You can see how United and Frontier actually teaming up to break Spirit into pieces might be a good solution. This could help reduce any governmental concerns about competition while making it cheaper for Frontier to eliminate Spirit.
JetBlue Part Two
JetBlue obviously wanted Spirit bad under the airline’s previous regime. But with Robin Hayes gone and the courts blocking the merger, it all fell apart very quickly.
The Spirit of today is different than the one that JetBlue overbid for. It is a smaller, weaker airline. That could be attractive to JetBlue in the sense that it would be a whole lot cheaper to acquire. This current management team doesn’t want to grow with Spirit the same way the previous one did.
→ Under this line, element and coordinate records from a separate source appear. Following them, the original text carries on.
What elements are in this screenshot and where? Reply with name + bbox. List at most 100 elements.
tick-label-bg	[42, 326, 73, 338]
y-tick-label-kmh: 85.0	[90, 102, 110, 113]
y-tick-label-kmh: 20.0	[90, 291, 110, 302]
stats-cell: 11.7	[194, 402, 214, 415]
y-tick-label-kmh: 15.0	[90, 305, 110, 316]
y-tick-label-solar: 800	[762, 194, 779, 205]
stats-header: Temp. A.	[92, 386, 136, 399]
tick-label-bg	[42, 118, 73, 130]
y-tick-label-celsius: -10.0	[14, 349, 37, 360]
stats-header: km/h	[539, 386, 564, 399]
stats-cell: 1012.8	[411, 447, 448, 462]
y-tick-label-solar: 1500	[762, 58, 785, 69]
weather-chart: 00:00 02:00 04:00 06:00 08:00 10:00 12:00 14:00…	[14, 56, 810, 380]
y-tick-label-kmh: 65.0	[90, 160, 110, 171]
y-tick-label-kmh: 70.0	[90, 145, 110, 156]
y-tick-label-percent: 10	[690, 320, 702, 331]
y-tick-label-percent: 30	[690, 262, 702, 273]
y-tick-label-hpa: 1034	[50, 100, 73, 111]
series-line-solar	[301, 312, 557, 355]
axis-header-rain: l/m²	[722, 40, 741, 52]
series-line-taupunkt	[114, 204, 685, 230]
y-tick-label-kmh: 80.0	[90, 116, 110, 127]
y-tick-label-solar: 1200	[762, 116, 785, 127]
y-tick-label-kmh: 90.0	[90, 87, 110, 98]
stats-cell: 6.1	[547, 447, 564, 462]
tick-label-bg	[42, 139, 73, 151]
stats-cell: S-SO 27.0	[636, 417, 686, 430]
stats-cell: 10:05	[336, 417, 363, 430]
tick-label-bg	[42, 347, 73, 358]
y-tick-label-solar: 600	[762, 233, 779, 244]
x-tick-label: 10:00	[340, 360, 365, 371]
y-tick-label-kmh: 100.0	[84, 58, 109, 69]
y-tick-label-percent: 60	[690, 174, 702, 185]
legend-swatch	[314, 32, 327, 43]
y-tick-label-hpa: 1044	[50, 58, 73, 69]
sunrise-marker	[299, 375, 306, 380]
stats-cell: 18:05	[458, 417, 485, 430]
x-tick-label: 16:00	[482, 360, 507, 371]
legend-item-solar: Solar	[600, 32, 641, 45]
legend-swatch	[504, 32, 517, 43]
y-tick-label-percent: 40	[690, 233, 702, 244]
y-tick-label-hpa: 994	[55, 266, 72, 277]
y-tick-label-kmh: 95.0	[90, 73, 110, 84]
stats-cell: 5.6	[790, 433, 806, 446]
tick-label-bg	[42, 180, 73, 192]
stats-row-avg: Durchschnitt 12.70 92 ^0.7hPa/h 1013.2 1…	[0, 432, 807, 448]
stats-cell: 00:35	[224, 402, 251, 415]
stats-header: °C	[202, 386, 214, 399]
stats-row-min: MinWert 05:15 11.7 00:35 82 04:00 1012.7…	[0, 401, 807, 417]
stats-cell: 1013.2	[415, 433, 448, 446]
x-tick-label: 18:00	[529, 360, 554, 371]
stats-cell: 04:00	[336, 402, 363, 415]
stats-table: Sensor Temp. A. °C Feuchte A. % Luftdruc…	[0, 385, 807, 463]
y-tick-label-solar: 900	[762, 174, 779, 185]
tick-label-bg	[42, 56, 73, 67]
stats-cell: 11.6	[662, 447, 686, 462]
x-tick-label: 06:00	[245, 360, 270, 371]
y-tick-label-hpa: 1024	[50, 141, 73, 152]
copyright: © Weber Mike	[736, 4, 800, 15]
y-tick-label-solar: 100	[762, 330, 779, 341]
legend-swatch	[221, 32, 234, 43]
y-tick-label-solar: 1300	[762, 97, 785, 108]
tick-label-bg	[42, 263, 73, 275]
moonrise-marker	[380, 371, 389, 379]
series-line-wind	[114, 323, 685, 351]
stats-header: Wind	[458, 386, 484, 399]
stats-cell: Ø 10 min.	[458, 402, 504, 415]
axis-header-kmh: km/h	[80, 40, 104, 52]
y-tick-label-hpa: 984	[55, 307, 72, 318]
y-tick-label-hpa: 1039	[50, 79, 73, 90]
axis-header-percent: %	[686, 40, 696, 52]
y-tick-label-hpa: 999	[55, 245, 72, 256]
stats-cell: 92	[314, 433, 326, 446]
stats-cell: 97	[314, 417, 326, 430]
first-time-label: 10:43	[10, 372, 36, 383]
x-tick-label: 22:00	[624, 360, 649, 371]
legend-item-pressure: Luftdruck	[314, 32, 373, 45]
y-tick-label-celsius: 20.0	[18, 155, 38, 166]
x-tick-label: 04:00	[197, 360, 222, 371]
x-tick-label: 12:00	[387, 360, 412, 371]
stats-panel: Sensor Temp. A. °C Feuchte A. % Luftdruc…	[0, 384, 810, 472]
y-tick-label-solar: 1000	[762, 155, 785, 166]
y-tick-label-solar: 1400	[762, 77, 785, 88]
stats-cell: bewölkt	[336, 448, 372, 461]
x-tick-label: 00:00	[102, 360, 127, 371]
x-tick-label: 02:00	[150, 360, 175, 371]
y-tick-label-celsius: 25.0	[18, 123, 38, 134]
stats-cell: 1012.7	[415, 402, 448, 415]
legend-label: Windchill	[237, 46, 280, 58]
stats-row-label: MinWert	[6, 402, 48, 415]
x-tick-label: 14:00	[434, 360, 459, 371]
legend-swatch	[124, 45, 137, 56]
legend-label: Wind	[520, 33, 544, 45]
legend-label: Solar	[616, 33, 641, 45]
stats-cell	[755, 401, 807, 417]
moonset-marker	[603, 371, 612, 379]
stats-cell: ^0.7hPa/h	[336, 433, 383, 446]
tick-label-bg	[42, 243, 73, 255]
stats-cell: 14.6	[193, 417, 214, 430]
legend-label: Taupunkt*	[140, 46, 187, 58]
But would it like to have Spirit’s Fort Lauderdale, Orlando, and San Juan focus cities? No doubt about that, again, if the price is right.
JetBlue and Frontier could carve up Spirit together, though there might be enough of a disagreement over Orlando to tank that idea.
Southwest? Nah
It’s always tempting to consider Southwest in the mix, but I just don’t see how this would really work. Sure, it could get more gates in Florida, but does it really want more there? It would probably rather have a legacy carrier get the gates, eliminate a competitor, and then be in a better spot.
This airline is lurching toward implementing its transformation plan, and adding a merger into the mix would throw all of that into disarray. It would need to divert tech resources to handle a merger, and it would have to redirect ops people to deal with the entirely different fleet. This is not a good idea.
The DOJ/DOT Sniff Test
Would any of these possibilities actually pass the government’s antitrust review? It would seem like they would have a chance. Just look at overlap on a high level.
Overlap Between Spirit and Other Airlines by City, Not Airport

Jan-Jun 2025, Data via Cirium
Obviously, the feds and the courts didn’t like the JetBlue combo, but JetBlue has a higher percentage of overlap than nearly any other airline. Frontier is higher, of course, but Frontier has the same business model as Spirit which should win it some points.
United has the lowest percent of overlapping routes, and it could solve for a lot of that anyway. Looking at what’s filed for the first half of next year, there are only 17 specific airport to airport routes where there is no other competitor. Those are split nearly evenly between Newark and Houston/IAH, with one route connecting them both. Those are both places where Frontier has been interested in growing, so it’s entirely possible that we could see that backfill happen.
Further, while the whole “failing airline” argument seems nearly impossible to win, there might be more sympathy when looking at a company in Spirit’s current state.
Of course, I have no idea, and every time I’ve predicted how DOJ would approach something, I’ve been wrong. Those hoping a new administration will just steamroll any antitrust enforcement, however, are probably wrong about that. This is a pro-business administration, but it is not generally thought to be pro-merger. But it may at least soften its stance, hard to say.
Will any of this actually happen? That’s not the point of the post. The point is that it would be good for each of those three airlines if it did. Spirit has some valuable parts that airlines would covet. It also has yet to show that it has a sustainable business as an independent, but that doesn’t mean it can’t. It’s food for thought.